Viele Engelskirchener kennen Linda Laukamp von Auftritten mit ihrer Band „Roads&Shoes“ im Baumwolllager und in der Reihe „Musik in den Häusern“ – der Kulturszene hier ist sie schon von Haus aus verbunden. Zu diesem Interview erreiche ich sie in ihrer neuen Heimat in Hannover, wo sie mit Mann und Kind lebt. Aber Engelskirchen ist nicht weit! Schon im September wird sie im Baumwolllager ein Konzert geben mit Roads&Shoes plus Charly Klauser!

Die Musik von Roads&Shoes erzählt Geschichten über Menschen.

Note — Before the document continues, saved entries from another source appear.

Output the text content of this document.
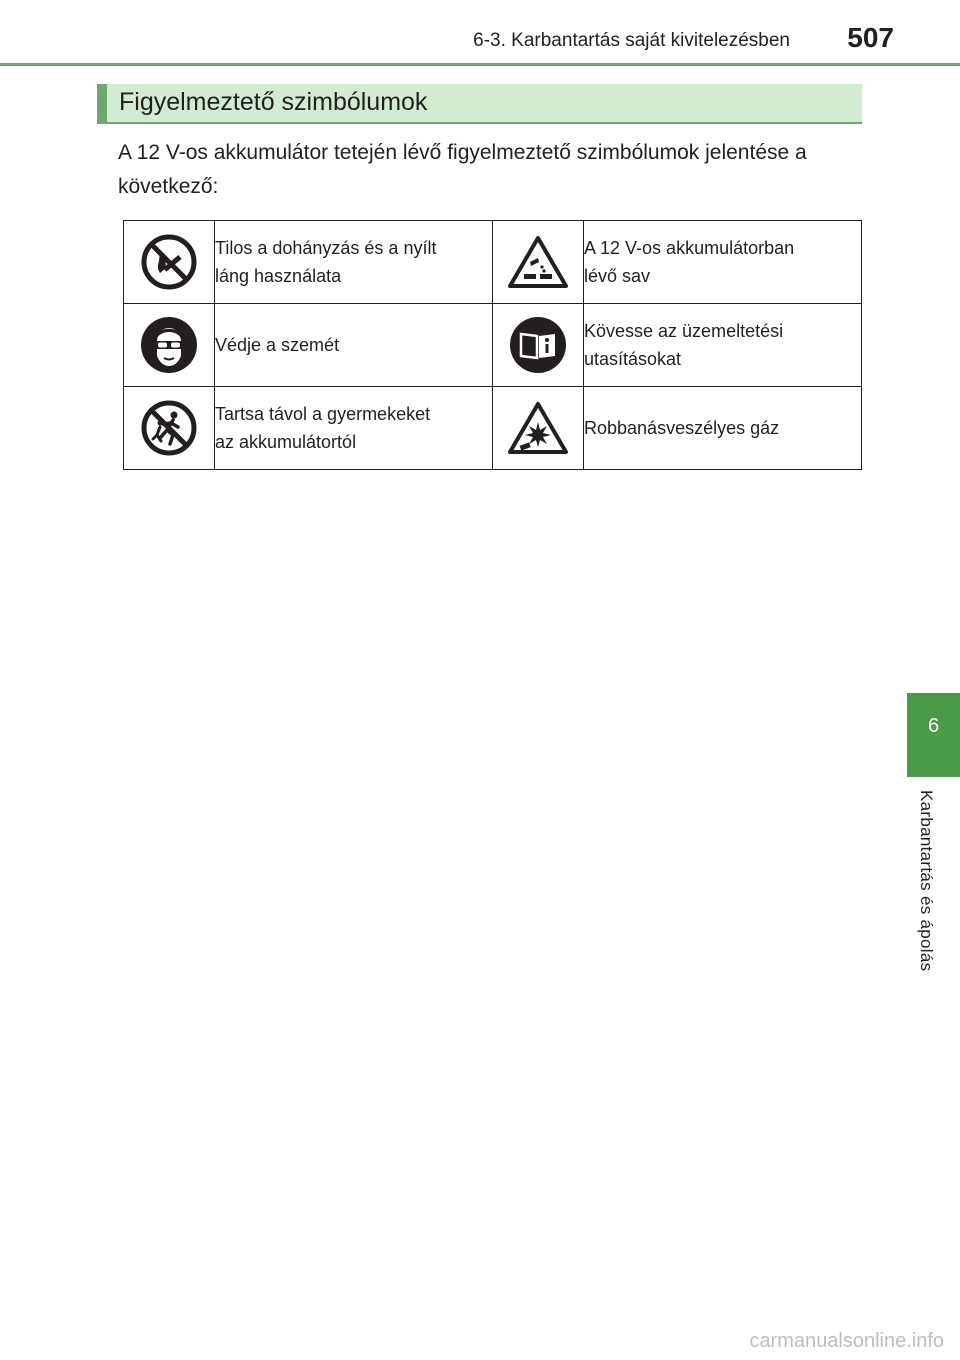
6-3. Karbantartás saját kivitelezésben 507
Figyelmeztető szimbólumok

A 12 V-os akkumulátor tetején lévő figyelmeztető szimbólumok jelentése a következő:

Tilos a dohányzás és a nyílt
láng használata		A 12 V-os akkumulátorban
lévő sav

Védje a szemét		Kövesse az üzemeltetési
utasításokat

Tartsa távol a gyermekeket
az akkumulátortól		Robbanásveszélyes gáz
6
Karbantartás és ápolás
carmanualsonline.info
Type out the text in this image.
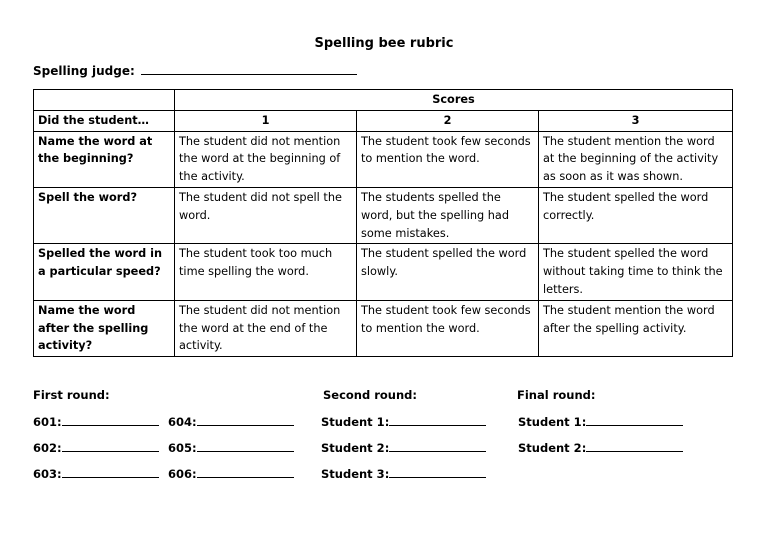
Spelling bee rubric
Spelling judge:
	Scores		
Did the student…	1	2	3
Name the word at the beginning?	The student did not mention the word at the beginning of the activity.	The student took few seconds to mention the word.	The student mention the word at the beginning of the activity as soon as it was shown.
Spell the word?	The student did not spell the word.	The students spelled the word, but the spelling had some mistakes.	The student spelled the word correctly.
Spelled the word in a particular speed?	The student took too much time spelling the word.	The student spelled the word slowly.	The student spelled the word without taking time to think the letters.
Name the word after the spelling activity?	The student did not mention the word at the end of the activity.	The student took few seconds to mention the word.	The student mention the word after the spelling activity.
First round:
601:
602:
603:
604:
605:
606:
Second round:
Student 1:
Student 2:
Student 3:
Final round:
Student 1:
Student 2:
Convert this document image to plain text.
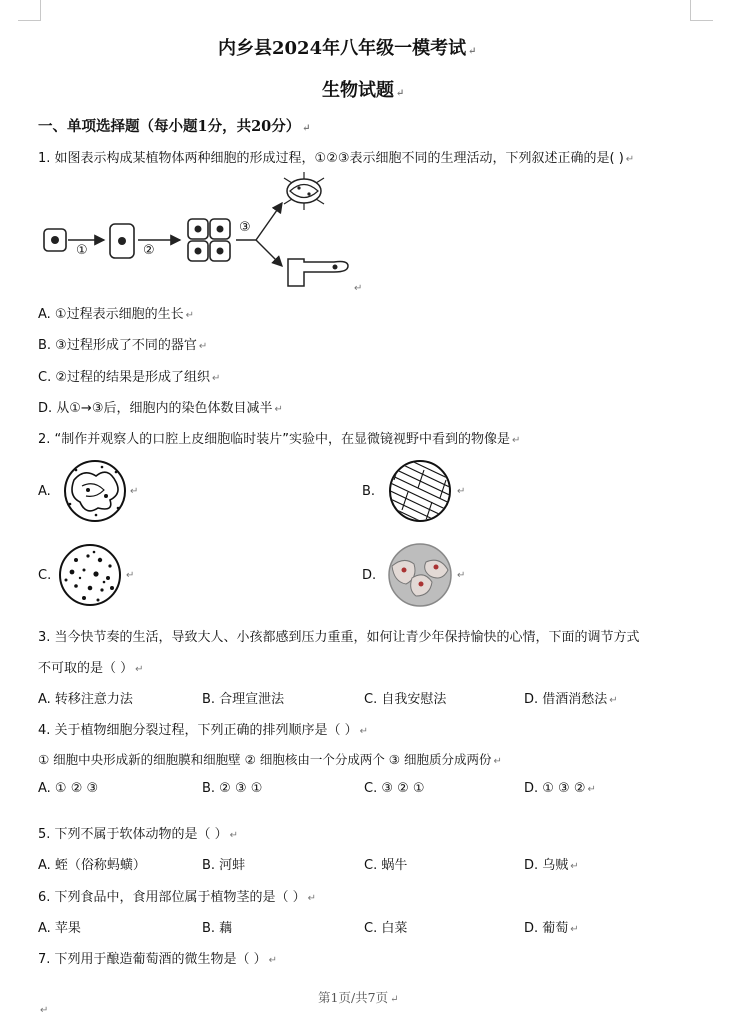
内乡县2024年八年级一模考试 ↵
生物试题 ↵
一、单项选择题（每小题1分，共20分） ↵
1. 如图表示构成某植物体两种细胞的形成过程，①②③表示细胞不同的生理活动，下列叙述正确的是( ) ↵
①	②
③
↵
A. ①过程表示细胞的生长 ↵
B. ③过程形成了不同的器官 ↵
C. ②过程的结果是形成了组织 ↵
D. 从①→③后，细胞内的染色体数目减半 ↵
2. “制作并观察人的口腔上皮细胞临时装片”实验中，在显微镜视野中看到的物像是 ↵
A.	B.
C.	D.
↵	↵
↵	↵
3. 当今快节奏的生活，导致大人、小孩都感到压力重重，如何让青少年保持愉快的心情，下面的调节方式
不可取的是（ ） ↵
A. 转移注意力法	B. 合理宣泄法	C. 自我安慰法	D. 借酒消愁法 ↵
4. 关于植物细胞分裂过程，下列正确的排列顺序是（ ） ↵
① 细胞中央形成新的细胞膜和细胞壁 ② 细胞核由一个分成两个 ③ 细胞质分成两份 ↵
A. ① ② ③	B. ② ③ ①	C. ③ ② ①	D. ① ③ ② ↵
5. 下列不属于软体动物的是（ ） ↵
A. 蛭（俗称蚂蟥）	B. 河蚌	C. 蜗牛	D. 乌贼 ↵
6. 下列食品中，食用部位属于植物茎的是（ ） ↵
A. 苹果	B. 藕	C. 白菜	D. 葡萄 ↵
7. 下列用于酿造葡萄酒的微生物是（ ） ↵
第1页/共7页 ↵
↵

Manchmal vage Metaphern, manchmal deutliche Beschreibungen – Abschiede, Reminiszenzen, freudige und traurige Begegnungen. Die beiden Musikerinnen Linda Laukamp und Johanna Eicker verarbeiten diese Geschichten zu musikalischen Kleinoden, die sowohl intime Einblicke gewähren als auch dem Publikum die Möglichkeit lassen, sich wiederzufinden. Musikalisch setzen sich die beiden dabei keine Grenzen: Von getragenen Klavierballaden bis groovigen Gitarrensongs – auf der Bühne wechseln sie beständig die Instrumente, um jedem Song gerecht zu werden und ihn im richtigen Sound zu präsentieren.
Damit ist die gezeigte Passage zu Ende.